Und um dies zu verdeutlichen, möchten wir dem Kardinal die Frage stellen: „Was werden Sie sagen, wenn es sich um eine inzestuöse Liebe handelt?“ Wie zum Beispiel die zwischen einem Bruder und einer Schwester oder einem Sohn und seiner Stiefmutter. Seiner Argumentation zufolge kann Gott nicht „Schlechtes sagen“, da sie sich lieben. Aber auch der heilige Paulus hat die Sache bereits im Fall des Inzestopfers in Korinth entschieden (1 Kor 5,1-13).

Möchte der Berichterstatter der Synode dem heiligen Paulus widersprechen? Oder will er vor dieser letzten Konsequenz Halt machen? Und aus welchem Grund dann? 

Wir stehen vor der Absicht, die Kirche Jesu Christi in ... etwas anderes zu verwandeln. Eine Art NGO, spirituell gefärbt, engagiert in den gesellschaftlichen Kämpfen der Gegenwart und in der ganzheitlichen Ökologie. Da sie in die heutige Welt eingetaucht ist, muss sie alle ihre Farben annehmen und ihre Codes und Abweichungen akzeptieren. Auch wenn gewisse Grenzen gesetzt sind.

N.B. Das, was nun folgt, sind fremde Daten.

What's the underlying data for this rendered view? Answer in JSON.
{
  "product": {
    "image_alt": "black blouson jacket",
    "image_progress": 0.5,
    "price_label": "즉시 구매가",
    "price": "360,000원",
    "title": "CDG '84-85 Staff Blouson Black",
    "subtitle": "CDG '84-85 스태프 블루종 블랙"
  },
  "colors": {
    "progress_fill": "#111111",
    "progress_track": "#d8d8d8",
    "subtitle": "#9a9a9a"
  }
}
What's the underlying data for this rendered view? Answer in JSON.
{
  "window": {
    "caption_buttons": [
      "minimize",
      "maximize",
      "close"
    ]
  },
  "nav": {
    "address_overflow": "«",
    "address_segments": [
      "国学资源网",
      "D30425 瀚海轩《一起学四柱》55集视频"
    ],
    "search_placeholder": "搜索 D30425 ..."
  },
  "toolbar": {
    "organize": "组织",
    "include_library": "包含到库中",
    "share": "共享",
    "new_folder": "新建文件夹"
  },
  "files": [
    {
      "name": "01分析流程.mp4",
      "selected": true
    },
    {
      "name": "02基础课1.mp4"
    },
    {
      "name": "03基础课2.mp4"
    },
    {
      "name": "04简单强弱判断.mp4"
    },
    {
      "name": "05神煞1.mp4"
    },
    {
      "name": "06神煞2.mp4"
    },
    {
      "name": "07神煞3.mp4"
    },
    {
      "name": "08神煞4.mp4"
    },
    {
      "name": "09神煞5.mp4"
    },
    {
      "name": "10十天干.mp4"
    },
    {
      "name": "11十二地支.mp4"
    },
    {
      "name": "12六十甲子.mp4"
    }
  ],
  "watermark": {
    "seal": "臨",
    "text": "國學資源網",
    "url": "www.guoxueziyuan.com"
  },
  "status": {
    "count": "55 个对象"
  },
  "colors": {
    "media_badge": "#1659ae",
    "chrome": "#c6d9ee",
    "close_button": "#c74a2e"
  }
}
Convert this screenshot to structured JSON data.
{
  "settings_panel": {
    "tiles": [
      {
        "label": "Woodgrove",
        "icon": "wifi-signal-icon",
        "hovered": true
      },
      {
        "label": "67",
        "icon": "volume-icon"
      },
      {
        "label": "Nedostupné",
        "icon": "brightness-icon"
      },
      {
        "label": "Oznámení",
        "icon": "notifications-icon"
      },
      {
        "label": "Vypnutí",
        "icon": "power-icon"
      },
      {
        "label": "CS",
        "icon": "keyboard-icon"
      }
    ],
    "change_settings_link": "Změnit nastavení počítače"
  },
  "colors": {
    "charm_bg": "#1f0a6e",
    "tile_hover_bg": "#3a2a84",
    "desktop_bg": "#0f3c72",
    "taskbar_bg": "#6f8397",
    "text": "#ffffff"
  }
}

Mit einem solchen Generalsekretär und einem solchen Generalberichterstatter am Ruder erscheint die Synode, die sich bereits düster ankündigte, nur noch als Kriegsmaschine gegen die Kirche. Aber auch wenn es manchmal so aussieht, als würde das Böse triumphieren, ist es Christus, der seine Kirche leitet, und er wird nicht zulassen, dass seine Braut entstellt wird.